I basically have this formula where a = the length along the 6 sides of the hexagon:

d = a + 2 * cos60 * a (this is right, right?)

So what I am trying to figure out is how to solve for a. I got this far but my old brain is having a hard time with it:

d - a - 2 * cos60 * a = 0,
d - 2 * cos60 * a = a,

now I think I am supposed to divide the left side by a again but that wouldn't make sense since then I am also dividing the right side by a which would give me 1. Thanks for any pointers.

J

2. like a dork I just realized cos60 = 0.5. I'll give that another go now.

3. could it really be that simple?

d = a + 2 * cos60 * a,
d = a + 2 * 0.5 * a,
d = 2a,
d / 2 = a

No way!!! Is this right? Can someone confirm this because it seems to good to be true. Maybe Occham's Razor is right.

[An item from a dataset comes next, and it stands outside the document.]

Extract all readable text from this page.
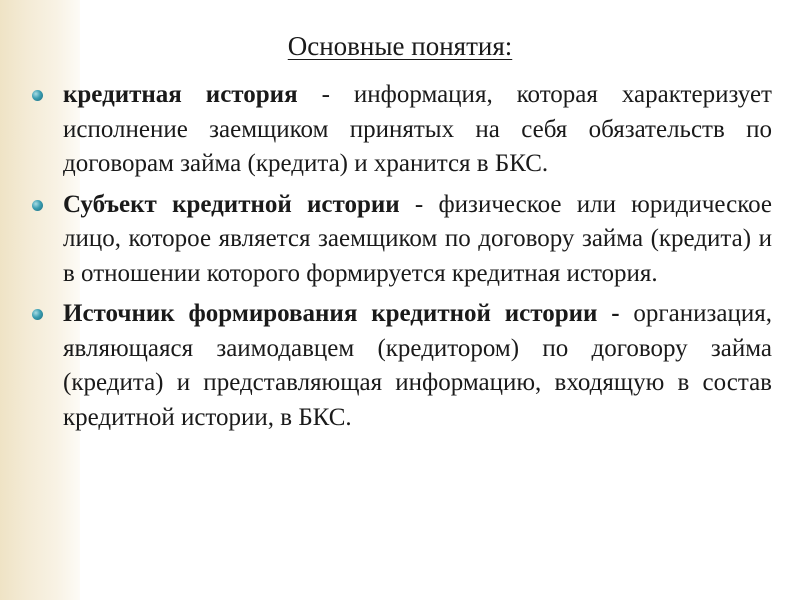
Основные понятия:
кредитная история - информация, которая характеризует исполнение заемщиком принятых на себя обязательств по договорам займа (кредита) и хранится в БКС.
Субъект кредитной истории - физическое или юридическое лицо, которое является заемщиком по договору займа (кредита) и в отношении которого формируется кредитная история.
Источник формирования кредитной истории - организация, являющаяся заимодавцем (кредитором) по договору займа (кредита) и представляющая информацию, входящую в состав кредитной истории, в БКС.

4. Originally Posted by jwopitz
could it really be that simple?

d = a + 2 * cos60 * a,
No, this is NOT right. Where did you get it?

d = a + 2 * 0.5 * a,
d = 2a,
d / 2 = a

No way!!! Is this right? Can someone confirm this because it seems to good to be true. Maybe Occham's Razor is right.
No, that's not right. The correct answer is even simpler: Drawing lines from the vertices of the hexagon to the center divides it into 6 equilateral triangles: d= a. That's a well known property or a regular hexagon.

5. I got the formula d = a + 2 * cos60 * a by saying that a regular hexagon has 6 sides whose lengths are = a. If you bisect the hexagon with a line you are left with a trapezoid where the longer side is = d and the 3 other sides are = a. The two acute angles are 60º each and the two obtuse angles are 120º each. This yields the above formula.

I am a bit confused by your response as I came to the same conclusion regarding the 6 equilateral triangles however you contradict your own statement by say d = a. Drawing straight lines through the opposite vertices of the hexagon would yield two sides of two triangles to be parallel and continuous. Given that 2r = d for circles then 2a = d for a hexagon. Maybe it was a typo.

Doing some simple checking on my original formula, it indeed works along with the d = 2a formula. Just a round about way of getting to the same solution. Thanks for the help.